Если Георгий Николаевич и смотрел фильмы, то довольно рассеянно, мысли его при этом, пользуясь возможностью, улетали куда-то далеко-далеко. Редко кто из актеров заставлял поверить Суворова в истинность киношного чувства. Но вот Валентина Серова чем-то неуловимым напоминала ему Софью, хотя и не была на нее похожа. Когда он слышал из другой комнаты ее голос, ему становилось грустно. И он откладывал дела, шел к телевизору и смотрел на нее или, не вставая из-за стола, слушал ее голос. Впрочем, фильмы с ее участием шли очень редко. Всего несколько раз за последние десять лет. А когда в доме появилась Лёля и голос ее и смех звучали ежечасно, он уже не так остро реагировал на Серову. Надежда Алексеевна знала об этой слабине мужа, она хотела бы найти в актрисе какой-либо изъян, но он не находился.
«Сколько б ни было в жизни разлук, в этот дом я привык приходить», – пела Серова, а Суворову казалось, что он видит и слышит Софью. Где она? Что она? В Тифлисе или в монастыре? Ссохшаяся старушка или, наоборот, раздобревшая почтенная матрона, а может, и…
– Говорят, она была любовницей Рокоссовского, – проронила Надежда Алексеевна.
– И что? – спросил Суворов.
– Да нет, ничего.
XLII
На открытии институтского музея были произнесены положенные речи, разрезаны необходимые ленточки, сделаны соответствующие записи в «Книге отзывов». Собравшиеся похлопали в ладоши, осмотрели стенды и подались на банкет. Все уже ушли, а Суворов не мог отойти от стенда, на котором были представлены студенты и преподаватели, не вернувшиеся с войны. В среднем ряду с фотографии на Георгия Николаевича в упор смотрела Инесса Рембо и, казалось, спрашивала его: «Я-то не могу прийти к тебе, но почему ты забыл ко мне дорогу?»
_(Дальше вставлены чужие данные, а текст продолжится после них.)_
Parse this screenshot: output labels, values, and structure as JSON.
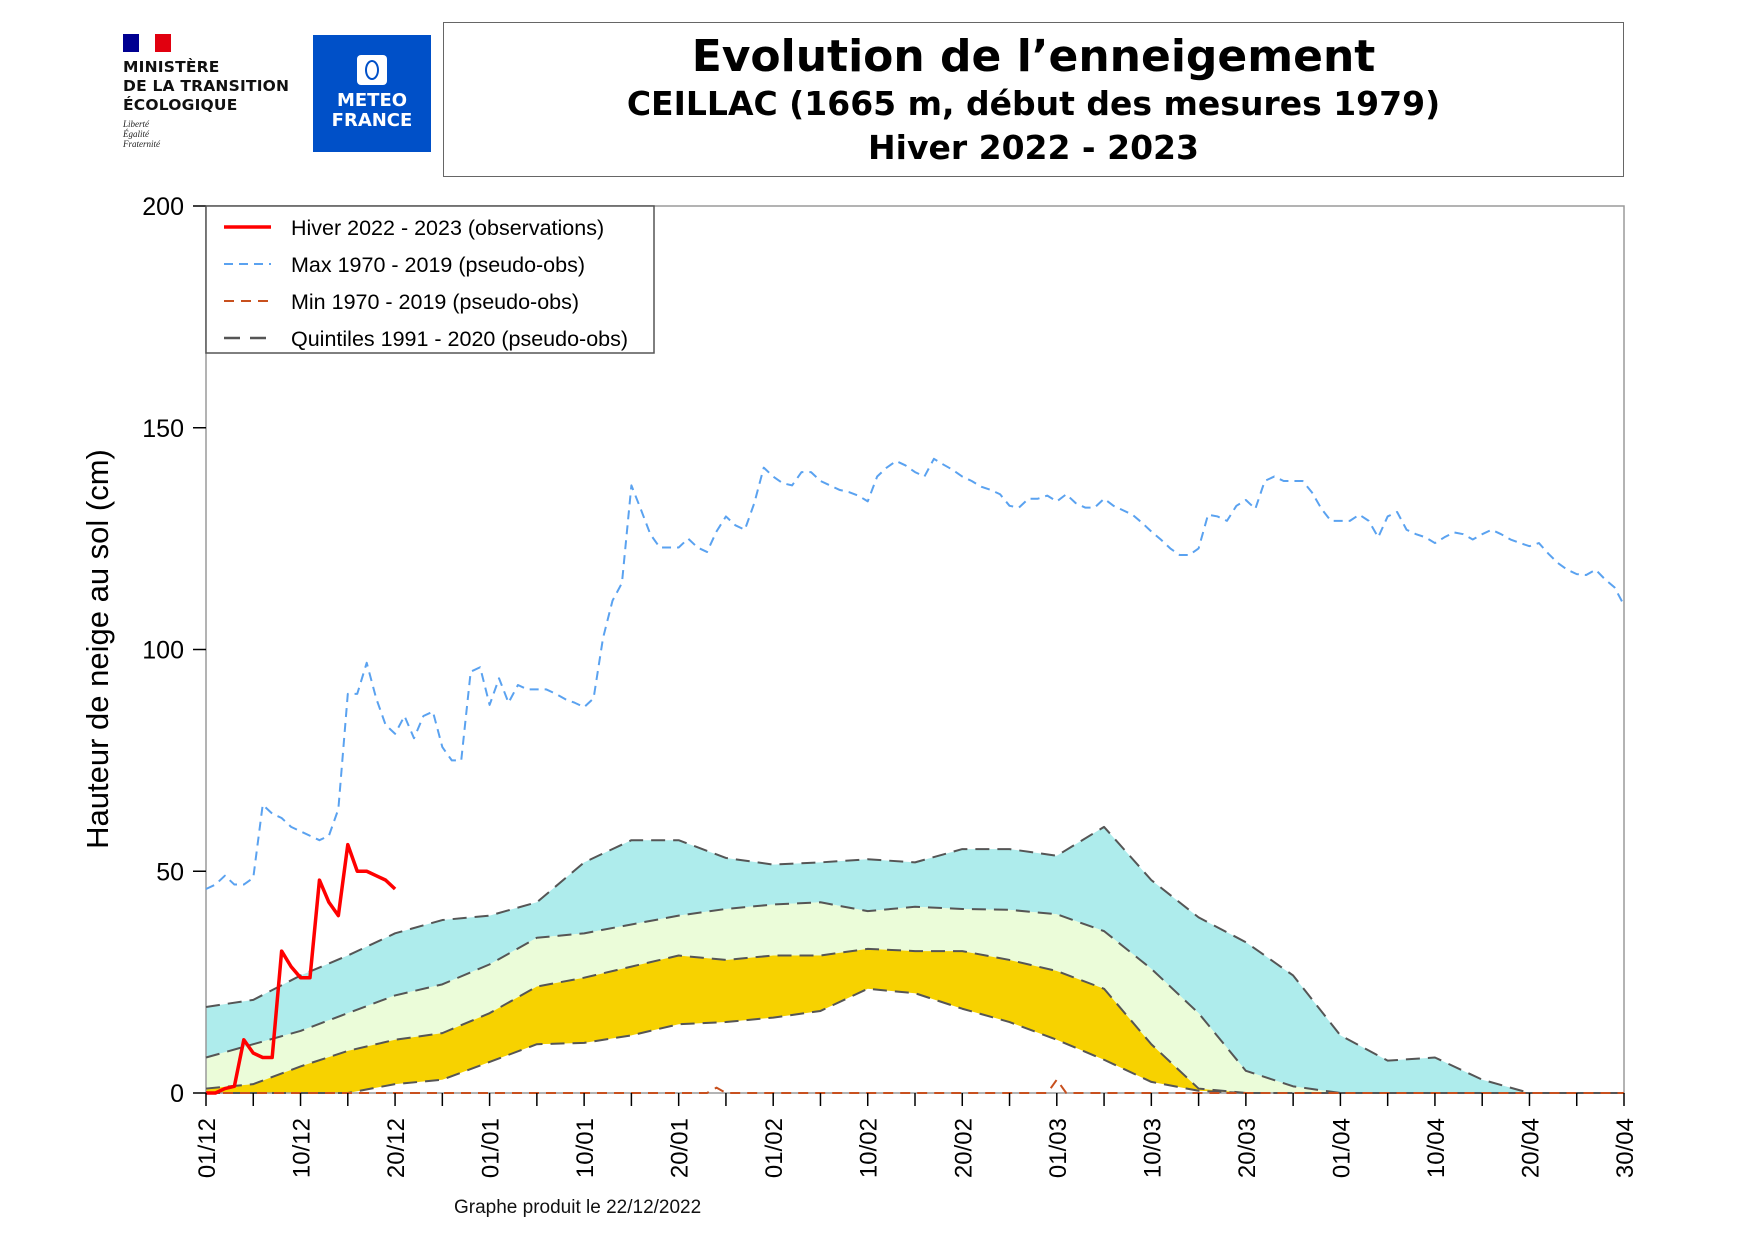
{
  "logos": {
    "ministry": {
      "name": "MINISTÈRE\nDE LA TRANSITION\nÉCOLOGIQUE",
      "line1": "MINISTÈRE",
      "line2": "DE LA TRANSITION",
      "line3": "ÉCOLOGIQUE",
      "motto1": "Liberté",
      "motto2": "Égalité",
      "motto3": "Fraternité"
    },
    "meteofrance": {
      "line1": "METEO",
      "line2": "FRANCE"
    }
  },
  "header": {
    "title": "Evolution de l’enneigement",
    "subtitle": "CEILLAC (1665 m, début des mesures 1979)",
    "season": "Hiver 2022 - 2023"
  },
  "footer": {
    "produced": "Graphe produit le 22/12/2022"
  },
  "colors": {
    "observations": "#ff0000",
    "max": "#5aa2f0",
    "min": "#c8501e",
    "quintiles": "#555555",
    "band_q60_q80": "#aeecec",
    "band_q40_q60": "#ebfcd9",
    "band_q20_q40": "#f7d200"
  },
  "chart_data": {
    "type": "line",
    "title": "Evolution de l’enneigement",
    "ylabel": "Hauteur de neige au sol (cm)",
    "xlabel": "",
    "ylim": [
      0,
      200
    ],
    "yticks": [
      "0",
      "50",
      "100",
      "150",
      "200"
    ],
    "x_start": "01/12",
    "x_end": "30/04",
    "xtick_labels": [
      "01/12",
      "10/12",
      "20/12",
      "01/01",
      "10/01",
      "20/01",
      "01/02",
      "10/02",
      "20/02",
      "01/03",
      "10/03",
      "20/03",
      "01/04",
      "10/04",
      "20/04",
      "30/04"
    ],
    "grid": false,
    "legend_position": "top-left",
    "legend": [
      {
        "key": "obs",
        "label": "Hiver 2022 - 2023 (observations)"
      },
      {
        "key": "max",
        "label": "Max 1970 - 2019 (pseudo-obs)"
      },
      {
        "key": "min",
        "label": "Min 1970 - 2019 (pseudo-obs)"
      },
      {
        "key": "quintiles",
        "label": "Quintiles 1991 - 2020 (pseudo-obs)"
      }
    ],
    "series": {
      "observations_daily_from_01_12": [
        0,
        0,
        1,
        1.5,
        12,
        9,
        8,
        8,
        32,
        28.5,
        26,
        26,
        48,
        43,
        40,
        56,
        50,
        50,
        49,
        48,
        46
      ],
      "max_daily": [
        46,
        47,
        49,
        47,
        47,
        48.5,
        65,
        63,
        62,
        60,
        59,
        58,
        57,
        58,
        64,
        90,
        90,
        97,
        89,
        83,
        81,
        85,
        80,
        85,
        86,
        78,
        75,
        75,
        95,
        96,
        87.5,
        93.5,
        88,
        92,
        91,
        91,
        91,
        90,
        88.8,
        88,
        87,
        89,
        102.6,
        111,
        115,
        137,
        131.6,
        126,
        123,
        123,
        123,
        125,
        123,
        122,
        126.6,
        130,
        128,
        127,
        133,
        141,
        139,
        137.5,
        137,
        140,
        140,
        138,
        137,
        136,
        135.5,
        134.7,
        133.4,
        139,
        141,
        142.5,
        141.5,
        140,
        139,
        143,
        141.7,
        140.5,
        139,
        138,
        136.7,
        136,
        135,
        132.4,
        132,
        134,
        134,
        134.7,
        133.4,
        135,
        133,
        132,
        132,
        134,
        132.4,
        131.4,
        130.4,
        128.6,
        126.6,
        124.8,
        122.8,
        121.3,
        121.3,
        122.8,
        130.4,
        130,
        129,
        132.4,
        133.7,
        131.7,
        138,
        139,
        138,
        138,
        138,
        135.4,
        131.7,
        129,
        129,
        129,
        130.4,
        129,
        125.3,
        130,
        131,
        127,
        126,
        125.3,
        124,
        125.3,
        126.4,
        126,
        124.8,
        126,
        127,
        126,
        124.8,
        124,
        123.3,
        124,
        121.6,
        119.5,
        118,
        117,
        116.8,
        118,
        115.8,
        114,
        110
      ],
      "min_daily": [
        0,
        0,
        0,
        0,
        0,
        0,
        0,
        0,
        0,
        0,
        0,
        0,
        0,
        0,
        0,
        0,
        0,
        0,
        0,
        0,
        0,
        0,
        0,
        0,
        0,
        0,
        0,
        0,
        0,
        0,
        0,
        0,
        0,
        0,
        0,
        0,
        0,
        0,
        0,
        0,
        0,
        0,
        0,
        0,
        0,
        0,
        0,
        0,
        0,
        0,
        0,
        0,
        0,
        0,
        1.2,
        0,
        0,
        0,
        0,
        0,
        0,
        0,
        0,
        0,
        0,
        0,
        0,
        0,
        0,
        0,
        0,
        0,
        0,
        0,
        0,
        0,
        0,
        0,
        0,
        0,
        0,
        0,
        0,
        0,
        0,
        0,
        0,
        0,
        0,
        0,
        3,
        0,
        0,
        0,
        0,
        0,
        0,
        0,
        0,
        0,
        0,
        0,
        0,
        0,
        0,
        0,
        0,
        0,
        0,
        0,
        0,
        0,
        0,
        0,
        0,
        0,
        0,
        0,
        0,
        0,
        0,
        0,
        0,
        0,
        0,
        0,
        0,
        0,
        0,
        0,
        0,
        0,
        0,
        0,
        0,
        0,
        0,
        0,
        0,
        0,
        0,
        0,
        0,
        0,
        0,
        0,
        0,
        0,
        0,
        0,
        0
      ],
      "quintiles_every_5_days": {
        "q80": [
          19.4,
          21,
          26.5,
          31,
          36,
          39,
          40,
          43,
          52,
          57,
          57,
          53,
          51.5,
          52,
          52.7,
          52,
          55,
          55,
          53.5,
          60,
          48,
          39.6,
          34,
          26.5,
          13,
          7.3,
          8,
          3,
          0,
          0,
          0
        ],
        "q60": [
          8,
          11,
          14,
          18,
          22,
          24.5,
          29,
          35,
          36,
          38,
          40,
          41.5,
          42.5,
          43,
          41,
          42,
          41.5,
          41.3,
          40.3,
          36.5,
          28,
          18,
          5,
          1.5,
          0,
          0,
          0,
          0,
          0,
          0,
          0
        ],
        "q40": [
          1,
          2,
          6,
          9.5,
          12,
          13.5,
          18,
          24,
          26,
          28.5,
          31,
          30,
          31,
          31,
          32.5,
          32,
          32,
          30,
          27.5,
          23.5,
          11,
          1,
          0,
          0,
          0,
          0,
          0,
          0,
          0,
          0,
          0
        ],
        "q20": [
          0,
          0,
          0,
          0,
          2,
          3,
          7,
          11,
          11.3,
          13,
          15.5,
          16,
          17,
          18.5,
          23.5,
          22.5,
          19,
          16,
          12,
          7.5,
          2.5,
          0.5,
          0,
          0,
          0,
          0,
          0,
          0,
          0,
          0,
          0
        ]
      }
    }
  }
}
– Ты женишься на Ирине Аркадьевне? – спросила Инесса в последний их вечер.
– Нет, на Надежде.
– Как? – воскликнула она. – Ну почему? Почему?
– Так надо, Инна.
– Кому?!
«Пропала без вести» – было написано внизу. «Вот так и под любой жизнью можно подписать, – подумал Суворов, чувствуя воистину волчью тоску на душе. – Что же, и все мои прошлые годы пропали без вести? Странно: никакого видимого результата от многолетней титанической работы и чудовищной затраты физической и душевной энергии; нет следа от нее, будто буксир с грузом прошел по воде, волной закрыло след, он сомкнулся и исчез навсегда».
Георгий Николаевич встал, у него закружилась голова. В первый раз он чувствовал такую всеобщую слабость во всем организме (давление, наверное, упало) и собственную беспомощность, и оттого в нем вспыхнул приступ раздражительности.
– Прекрасный букет, – пробурчал Суворов.
«Надо гнать печаль-кручину, гнать всеми доступными способами. Подумаешь, давление! Мы то и дело меряем давление. Как бы это смерить давление, которое оказывает на нас жизнь? В каких оно единицах? В барах, должно быть. Для раба самая подходящая единица – бар. Мы не рабы, рабы не мы – твердят без устали рабы… Когда на меня надавили в первый раз? Сирень набухала. Кажется, в мае тридцать восьмого».